Dari sini, kita dapat menarik benang merah sebagai jawaban atas pertanyaan di atas: yang dilakukan para teroris itu tak lain hanyalah sekadar mencatut-catut nama Tuhan demi memuaskan nafsu hewani mereka. Bagaimana mungkin mereka menyitir kalimat Dengan nama Allah yang Maha Pengasih lagi Penyayang, sementara yang mereka lakukan sama sekali bertentangan dengan kasih sayang itu sendiri? Sungguh, Tuhan sepenuhnya terbebas dari tuduhan keji itu.
Lantas, murkakah Tuhan dicatut nama-Nya? Sayangnya, Tuhan tak kasat mata. Kalaupun Dia murka, kita tidak bisa memastikan apakah kemurkaan-Nya itu akibat nama-Nya yang disalahgunakan atau karena hal lain. Yang jelas, para pelaku teror tidaklah mendapat bagian dari cinta Tuhan. Apalagi jika yang diinginkan hanyalah semata masuk surga lewat jalan pintas “bom syahid”. Apa yang mereka lakukan tak lebih dari sekadar klaim cinta sepihak. Setidaknya menurut teori mahabbah-nya Syekh Abdul Qadir Jailani.
Dalam buah karyanya berjudul al-Fath ar-Rabbani wa al-Faidh ar-Rahmani, begawan sufi kelahiran Jailan, Persia, ini mengklasifikasikan pertalian cinta antara hamba dan Tuhan ke dalam sedikitnya dua kategori: al-muhibb (si pecinta) dan al-mahbub (si tercinta).

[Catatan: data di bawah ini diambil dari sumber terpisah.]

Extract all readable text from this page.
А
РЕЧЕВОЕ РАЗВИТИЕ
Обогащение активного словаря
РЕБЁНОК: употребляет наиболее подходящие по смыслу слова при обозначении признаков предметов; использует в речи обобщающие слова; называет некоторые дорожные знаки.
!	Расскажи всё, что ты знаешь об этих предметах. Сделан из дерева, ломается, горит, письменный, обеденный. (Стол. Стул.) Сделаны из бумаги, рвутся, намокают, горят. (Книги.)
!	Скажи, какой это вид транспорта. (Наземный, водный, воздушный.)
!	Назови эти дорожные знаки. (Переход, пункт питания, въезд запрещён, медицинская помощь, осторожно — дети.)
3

Menurutnya, al-muhibb adalah derajat yang lebih rendah dibanding al-mahbub. Sebab, si pecinta tidak otomatis menjadi si tercinta, apalagi jika perilakunya tidak disukai oleh pujaan hatinya. Lain halnya dengan si tercinta, dia otomatis akan mendapatkan hal-hal istimewa dari yang mencintainya, meskipun mungkin dia tidak menginginkan itu semua. Si pecinta (al-muhibb) masih harus diuji bukti cintanya, sedangkan si tercinta (al-mahbub) diberi bukti. “Pecinta dikekang, sedangkan orang yang dicintai dibebaskan,” begitu kata sang Sufi.

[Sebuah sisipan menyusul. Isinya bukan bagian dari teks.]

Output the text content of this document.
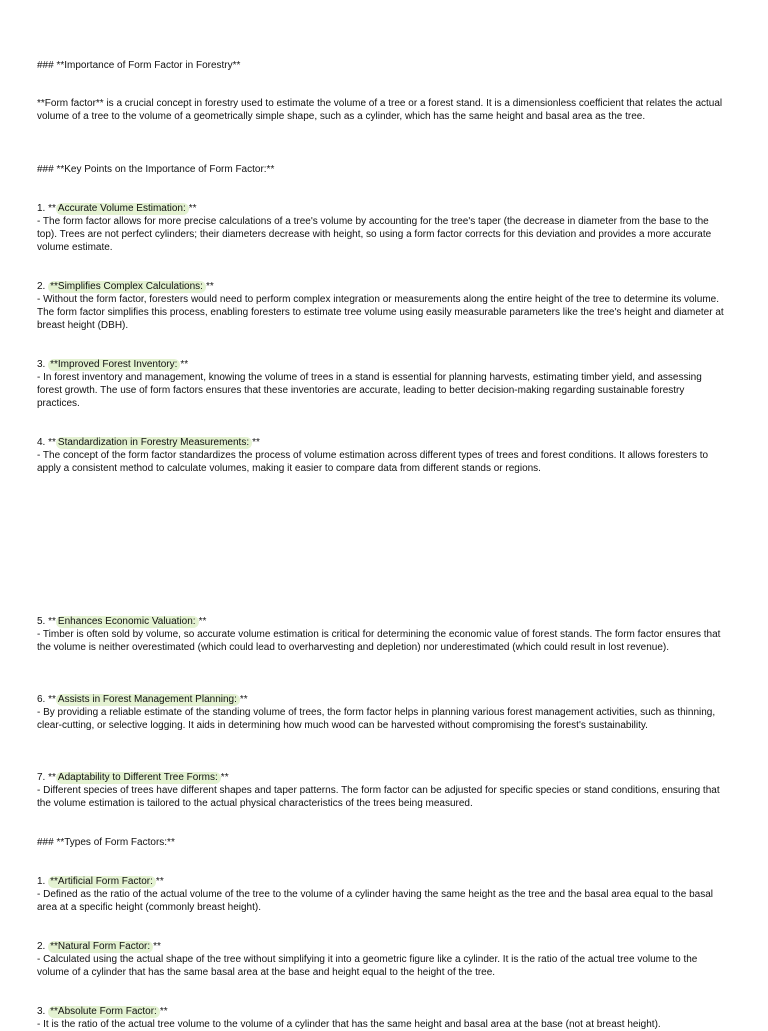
### **Importance of Form Factor in Forestry**
**Form factor** is a crucial concept in forestry used to estimate the volume of a tree or a forest stand. It is a dimensionless coefficient that relates the actual volume of a tree to the volume of a geometrically simple shape, such as a cylinder, which has the same height and basal area as the tree.
### **Key Points on the Importance of Form Factor:**
1. ** Accurate Volume Estimation: **
- The form factor allows for more precise calculations of a tree's volume by accounting for the tree's taper (the decrease in diameter from the base to the top). Trees are not perfect cylinders; their diameters decrease with height, so using a form factor corrects for this deviation and provides a more accurate volume estimate.
2. **Simplifies Complex Calculations: **
- Without the form factor, foresters would need to perform complex integration or measurements along the entire height of the tree to determine its volume. The form factor simplifies this process, enabling foresters to estimate tree volume using easily measurable parameters like the tree's height and diameter at breast height (DBH).
3. **Improved Forest Inventory: **
- In forest inventory and management, knowing the volume of trees in a stand is essential for planning harvests, estimating timber yield, and assessing forest growth. The use of form factors ensures that these inventories are accurate, leading to better decision-making regarding sustainable forestry practices.
4. ** Standardization in Forestry Measurements: **
- The concept of the form factor standardizes the process of volume estimation across different types of trees and forest conditions. It allows foresters to apply a consistent method to calculate volumes, making it easier to compare data from different stands or regions.
5. ** Enhances Economic Valuation: **
- Timber is often sold by volume, so accurate volume estimation is critical for determining the economic value of forest stands. The form factor ensures that the volume is neither overestimated (which could lead to overharvesting and depletion) nor underestimated (which could result in lost revenue).
6. ** Assists in Forest Management Planning: **
- By providing a reliable estimate of the standing volume of trees, the form factor helps in planning various forest management activities, such as thinning, clear-cutting, or selective logging. It aids in determining how much wood can be harvested without compromising the forest's sustainability.
7. ** Adaptability to Different Tree Forms: **
- Different species of trees have different shapes and taper patterns. The form factor can be adjusted for specific species or stand conditions, ensuring that the volume estimation is tailored to the actual physical characteristics of the trees being measured.
### **Types of Form Factors:**
1. **Artificial Form Factor: **
- Defined as the ratio of the actual volume of the tree to the volume of a cylinder having the same height as the tree and the basal area equal to the basal area at a specific height (commonly breast height).
2. **Natural Form Factor: **
- Calculated using the actual shape of the tree without simplifying it into a geometric figure like a cylinder. It is the ratio of the actual tree volume to the volume of a cylinder that has the same basal area at the base and height equal to the height of the tree.
3. **Absolute Form Factor: **
- It is the ratio of the actual tree volume to the volume of a cylinder that has the same height and basal area at the base (not at breast height).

Para pelaku teror, dalam hal ini, masuk dalam kategori pertama: al-muhibb (si pecinta). Mereka mendaku sebagai orang-orang yang mencintai Tuhan dan membela agama-Nya, tetapi sayangnya, cinta yang mereka ungkapkan melalui aksi-aksi horor terhadap orang-orang tak berdosa itu “ditolak” Tuhan karena bertolak belakang dengan kasih sayang-Nya yang meliputi segala sesuatu (QS. al-A‘râf: 156).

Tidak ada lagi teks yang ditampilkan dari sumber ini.